- Pakistan Shaheens / Bangladesh A
- Dates: 13 – 30 August 2024
- Captains: Saud Shakeel (First-class) Mohammad Haris (List A) / Anamul Haque (First-class) Towhid Hridoy (List A)

FC series
- Result: 2-match series drawn 0–0
- Most runs: Umar Amin (177) / Jaker Ali (172)
- Most wickets: Mir Hamza (5) / Tanzim Hasan Sakib (2) Hasan Murad (2)

LA series
- Result: Pakistan Shaheens won the 3-match series 1–0
- Most runs: Usman Khan (87) / Saif Hassan (58)
- Most wickets: Abbas Afridi (5) / Mahedi Hasan (1)

= Bangladesh A cricket team in Pakistan in 2024 =

International cricket tour

The Bangladesh A cricket team toured Pakistan in August 2024 to play against Pakistan Shaheens. The tour consists of three List A and two first-class matches. The series forms part of both teams' preparation for the upcoming ICC World Test Championship fixtures.

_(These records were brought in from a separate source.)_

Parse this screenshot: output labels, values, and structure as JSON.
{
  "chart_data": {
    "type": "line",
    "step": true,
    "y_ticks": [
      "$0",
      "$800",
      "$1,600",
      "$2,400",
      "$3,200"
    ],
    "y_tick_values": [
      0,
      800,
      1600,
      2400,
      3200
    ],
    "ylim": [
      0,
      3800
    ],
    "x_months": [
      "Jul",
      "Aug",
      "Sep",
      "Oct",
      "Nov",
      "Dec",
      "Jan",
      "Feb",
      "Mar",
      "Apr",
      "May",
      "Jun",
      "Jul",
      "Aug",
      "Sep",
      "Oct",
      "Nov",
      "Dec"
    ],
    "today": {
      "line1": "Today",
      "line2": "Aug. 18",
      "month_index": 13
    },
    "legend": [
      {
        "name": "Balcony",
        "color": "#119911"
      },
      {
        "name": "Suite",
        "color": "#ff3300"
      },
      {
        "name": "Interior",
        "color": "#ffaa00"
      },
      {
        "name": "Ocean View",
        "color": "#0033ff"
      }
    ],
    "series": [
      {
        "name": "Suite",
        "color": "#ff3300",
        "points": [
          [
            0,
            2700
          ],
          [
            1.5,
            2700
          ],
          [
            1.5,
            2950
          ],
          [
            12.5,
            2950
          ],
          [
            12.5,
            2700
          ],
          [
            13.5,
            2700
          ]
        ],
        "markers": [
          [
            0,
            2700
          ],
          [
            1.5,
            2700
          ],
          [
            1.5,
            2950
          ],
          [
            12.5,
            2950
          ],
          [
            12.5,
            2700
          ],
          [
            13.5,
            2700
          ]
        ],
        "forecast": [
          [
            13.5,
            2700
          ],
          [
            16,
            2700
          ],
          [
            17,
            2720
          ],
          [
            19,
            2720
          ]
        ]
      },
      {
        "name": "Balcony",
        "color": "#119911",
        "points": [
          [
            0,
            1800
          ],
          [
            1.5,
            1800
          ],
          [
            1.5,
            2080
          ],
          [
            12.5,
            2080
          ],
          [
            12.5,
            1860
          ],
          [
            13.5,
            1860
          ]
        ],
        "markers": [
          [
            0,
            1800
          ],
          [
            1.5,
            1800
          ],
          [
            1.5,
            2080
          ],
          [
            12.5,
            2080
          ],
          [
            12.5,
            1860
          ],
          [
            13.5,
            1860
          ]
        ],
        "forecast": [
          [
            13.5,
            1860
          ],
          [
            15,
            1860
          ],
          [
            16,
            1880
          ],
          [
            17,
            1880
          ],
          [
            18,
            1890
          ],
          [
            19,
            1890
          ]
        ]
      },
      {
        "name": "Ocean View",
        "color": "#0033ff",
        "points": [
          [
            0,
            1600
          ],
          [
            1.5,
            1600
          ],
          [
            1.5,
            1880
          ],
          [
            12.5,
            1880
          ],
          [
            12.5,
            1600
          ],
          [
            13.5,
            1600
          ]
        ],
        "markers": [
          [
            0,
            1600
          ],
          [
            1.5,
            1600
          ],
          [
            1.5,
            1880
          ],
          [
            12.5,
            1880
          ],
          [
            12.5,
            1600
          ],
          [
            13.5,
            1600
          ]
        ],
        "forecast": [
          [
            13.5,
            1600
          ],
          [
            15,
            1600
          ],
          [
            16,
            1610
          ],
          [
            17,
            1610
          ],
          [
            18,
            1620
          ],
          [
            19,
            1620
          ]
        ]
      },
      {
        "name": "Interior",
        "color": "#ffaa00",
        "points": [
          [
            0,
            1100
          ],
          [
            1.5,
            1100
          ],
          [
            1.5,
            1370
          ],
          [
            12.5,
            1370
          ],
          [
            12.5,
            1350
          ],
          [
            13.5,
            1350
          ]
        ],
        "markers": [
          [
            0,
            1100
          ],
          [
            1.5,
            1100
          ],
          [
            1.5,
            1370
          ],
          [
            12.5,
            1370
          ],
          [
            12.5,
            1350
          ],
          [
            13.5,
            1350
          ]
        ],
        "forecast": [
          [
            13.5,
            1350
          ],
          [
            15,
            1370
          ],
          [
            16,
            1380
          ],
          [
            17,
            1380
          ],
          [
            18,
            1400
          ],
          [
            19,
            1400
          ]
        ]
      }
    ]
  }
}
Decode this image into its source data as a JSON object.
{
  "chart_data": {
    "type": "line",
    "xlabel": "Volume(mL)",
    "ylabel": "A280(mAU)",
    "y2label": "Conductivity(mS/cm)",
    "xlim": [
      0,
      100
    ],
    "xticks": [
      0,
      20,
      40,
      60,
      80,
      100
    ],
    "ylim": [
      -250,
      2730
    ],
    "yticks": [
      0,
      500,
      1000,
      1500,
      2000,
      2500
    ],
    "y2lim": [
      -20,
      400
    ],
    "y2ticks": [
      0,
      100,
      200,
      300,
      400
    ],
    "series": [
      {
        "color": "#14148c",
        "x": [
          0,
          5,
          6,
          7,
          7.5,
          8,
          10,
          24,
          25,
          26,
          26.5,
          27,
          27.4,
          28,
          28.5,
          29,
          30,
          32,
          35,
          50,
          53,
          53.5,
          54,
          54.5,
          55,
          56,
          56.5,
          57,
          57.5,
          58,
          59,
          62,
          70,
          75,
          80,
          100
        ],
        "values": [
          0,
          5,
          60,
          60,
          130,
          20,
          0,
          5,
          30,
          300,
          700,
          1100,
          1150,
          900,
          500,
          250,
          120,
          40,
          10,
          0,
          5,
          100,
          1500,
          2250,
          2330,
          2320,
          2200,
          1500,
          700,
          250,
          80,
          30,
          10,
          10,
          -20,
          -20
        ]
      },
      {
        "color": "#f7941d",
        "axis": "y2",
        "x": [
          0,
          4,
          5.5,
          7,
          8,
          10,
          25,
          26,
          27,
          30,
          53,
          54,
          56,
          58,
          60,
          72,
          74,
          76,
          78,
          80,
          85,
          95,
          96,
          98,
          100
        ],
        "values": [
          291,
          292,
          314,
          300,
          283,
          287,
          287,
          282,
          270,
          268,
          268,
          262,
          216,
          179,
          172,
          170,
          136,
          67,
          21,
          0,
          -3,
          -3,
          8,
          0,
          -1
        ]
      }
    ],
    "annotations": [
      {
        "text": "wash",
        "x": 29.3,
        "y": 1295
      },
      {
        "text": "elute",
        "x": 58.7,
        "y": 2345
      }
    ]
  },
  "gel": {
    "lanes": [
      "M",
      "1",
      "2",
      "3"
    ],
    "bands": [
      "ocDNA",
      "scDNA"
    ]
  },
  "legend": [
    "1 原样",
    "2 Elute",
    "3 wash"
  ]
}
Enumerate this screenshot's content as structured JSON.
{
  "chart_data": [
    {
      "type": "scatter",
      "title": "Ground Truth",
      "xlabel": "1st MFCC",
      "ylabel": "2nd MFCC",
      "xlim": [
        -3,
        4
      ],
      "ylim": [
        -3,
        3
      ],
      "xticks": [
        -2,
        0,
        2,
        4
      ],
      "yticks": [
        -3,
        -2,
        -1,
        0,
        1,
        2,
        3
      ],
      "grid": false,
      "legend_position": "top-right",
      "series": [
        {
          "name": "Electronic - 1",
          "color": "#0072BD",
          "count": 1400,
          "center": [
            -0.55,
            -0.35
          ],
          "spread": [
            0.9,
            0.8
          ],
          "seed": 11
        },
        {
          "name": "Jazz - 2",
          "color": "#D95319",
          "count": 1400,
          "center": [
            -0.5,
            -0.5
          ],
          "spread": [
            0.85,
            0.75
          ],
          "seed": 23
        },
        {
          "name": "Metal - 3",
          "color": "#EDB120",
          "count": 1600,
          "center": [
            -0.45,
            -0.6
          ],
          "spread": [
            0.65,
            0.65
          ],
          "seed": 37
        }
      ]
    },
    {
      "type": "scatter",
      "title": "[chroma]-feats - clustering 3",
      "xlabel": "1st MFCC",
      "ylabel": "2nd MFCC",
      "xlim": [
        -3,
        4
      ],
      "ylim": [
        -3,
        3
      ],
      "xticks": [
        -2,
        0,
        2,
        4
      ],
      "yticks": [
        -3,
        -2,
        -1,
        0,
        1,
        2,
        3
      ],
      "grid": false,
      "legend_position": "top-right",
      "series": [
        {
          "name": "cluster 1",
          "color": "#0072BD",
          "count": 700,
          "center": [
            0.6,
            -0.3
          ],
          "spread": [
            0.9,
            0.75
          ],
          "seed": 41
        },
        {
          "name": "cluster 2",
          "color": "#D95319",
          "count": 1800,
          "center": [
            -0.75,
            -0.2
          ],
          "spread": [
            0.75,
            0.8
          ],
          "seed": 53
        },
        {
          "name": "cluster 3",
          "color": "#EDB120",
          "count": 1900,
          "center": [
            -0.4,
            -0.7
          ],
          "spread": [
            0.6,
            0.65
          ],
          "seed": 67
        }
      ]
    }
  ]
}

Due to the 2024 Bangladesh quota reform movement in Bangladesh, A cricket team's arrival in Pakistan was delayed by 48 hours, and the entire tournament's schedule was revised.

==Squads==

| PAK Pakistan Shaheens |  | BAN Bangladesh A |  |
|---|---|---|---|
| First-class | List A | First-class | List A |
| Saud Shakeel (c); Mohammad Ali; Sarfaraz Ahmed (wk); Saim Ayub; Umar Amin; Saad Baig (wk); Kamran Ghulam; Sameen Gul; Mir Hamza; Saad Khan; Mohammad Huraira; Mehran Mumtaz; Mohammad Rameez; Naseem Shah; | Mohammad Haris (c, wk); Abdul Faseeh; Arafat Minhas; Azan Awais; Faisal Akram; Haseebullah Khan (wk); Jahandad Khan; Mehran Mumtaz; Abbas Afridi; Irfan Khan; Mohammad Imran; Mubasir Khan; Omair Yousuf; Usman Khan; | Anamul Haque (c); Jaker Ali; Mahidul Islam Ankon; Sahadat Hossain; Zakir Hasan; Mominul Haque; Mosaddek Hossain; Nayeem Hasan; Saif Hassan; Towhid Hridoy; Mahmudul Hasan Joy; Tanvir Islam; Hasan Murad; Hasan Mahmud; Mohammad Naim; Mushfiqur Rahim; Rejaur Rahman Raja; Ruyel Miah; Mohammad Saifuddin; Soumya Sarkar; Tanzim Hasan Sakib; | Towhid Hridoy (c); Jaker Ali; Mahidul Islam Ankon; Anamul Haque; Mahedi Hasan; Rishad Hossain; Saif Hassan; Mosaddek Hossain; Tanvir Islam; Ruyel Miah; Mohammad Naim; Rejaur Rahman Raja; Mohammad Saifuddin; Soumya Sarkar; Tanzim Hasan Sakib; |

On 19 August 2024, PCB announced squads for 2nd four-day match with Kamran Ghulam as a captain along with Abrar Ahmed, Ali Zaryab, Ghulam Mudassar, Imam-ul-Haq, Mohammad Awais Anwar, Niaz Khan, Qasim Akram, Rohail Nazir (wk), Saad Khan and Sharoon Siraj.